Suggestions on heavy rain events remain on paper

Panel mooted slope stabilisation, tree planting to avoid landslips

October 18, 2021 07:05 pm | Updated 07:16 pm IST - KOCHI

Most of the recommendations of an expert committee constituted two years ago to examine the causes of repeated extreme heavy rainfall events and to recommend appropriate policy responses remain on paper even as the State is reeling under fresh rounds of flooding and landslips.

The panel headed by K.P. Sudheer, executive vice-president, Kerala State Council for Science, Technology and Environment, submitted its report to the Kerala State Planning Board in December 2019. The committee, which had experts drawn from various scientific disciplines, had also submitted action plans to be implemented in six months, besides short-, medium- and long-term ones for various sectors.

Human activities

The panel had put the blame of the devastating landslips in the State during 2018 and 2019 on the instability of the slopes caused due to various anthropogenic activities, though it noted that the landslips were primarily initiated by the extreme rainfall events.
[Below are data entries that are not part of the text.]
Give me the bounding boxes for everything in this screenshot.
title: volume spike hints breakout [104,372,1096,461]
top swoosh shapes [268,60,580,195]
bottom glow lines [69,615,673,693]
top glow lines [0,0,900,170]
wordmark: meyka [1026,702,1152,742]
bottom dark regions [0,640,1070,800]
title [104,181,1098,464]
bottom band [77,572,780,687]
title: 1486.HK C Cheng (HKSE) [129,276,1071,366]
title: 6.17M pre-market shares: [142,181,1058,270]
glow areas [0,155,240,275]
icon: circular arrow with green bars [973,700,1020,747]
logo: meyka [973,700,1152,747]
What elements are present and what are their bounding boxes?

Besides slope stabilisation, remedial measures like providing vegetation cover to the degraded slope by either promoting natural vegetation growth or by planting suitable species were suggested. In areas where clear-felling of trees was done, the deep taproots should be removed and refilled with earth to avoid oversaturation and decay of the taproot system, which will lead to soil piping and landslips, it suggested.

Use of machinery

The panel was against the unscientific use of machinery for pit formation for farming as it feared that the ‘process might lead to increased disturbance of the land and cause additional water-holding, resulting in oversaturation.’
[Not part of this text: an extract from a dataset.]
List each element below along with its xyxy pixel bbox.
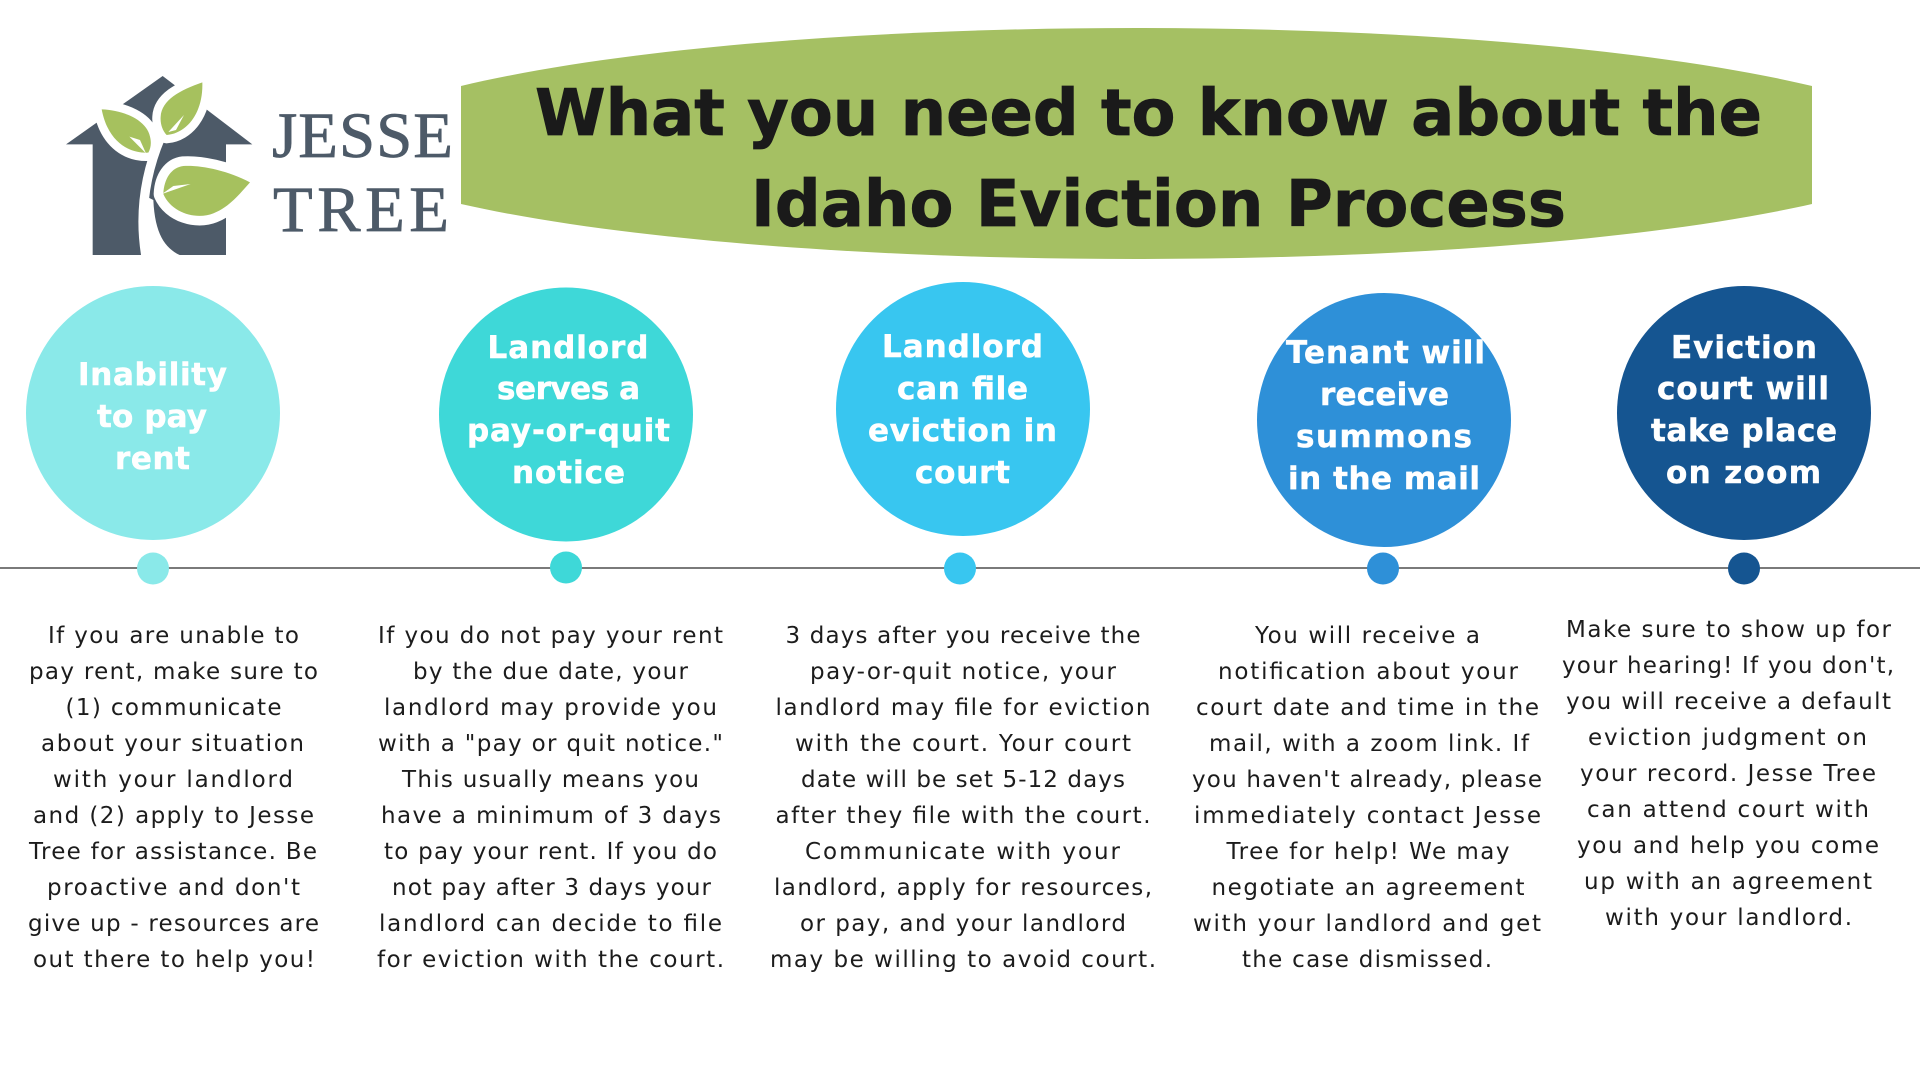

The cutting and levelling of ground for construction of houses on the toe region of slopes having more than 25% inclination and a slope length exceeding 100 m shall be avoided. It had also recommended against the blocking of stream channels in the upper slopes, especially above settlements.

The panel suggested modification of unstable slopes by regrading, geotextile mats, vegetation, bioengineering and geotechnical measures such as soil nailing. Anthropogenic activities that cause saturation of the soil should be strictly regulated in critical/prone areas, it recommended.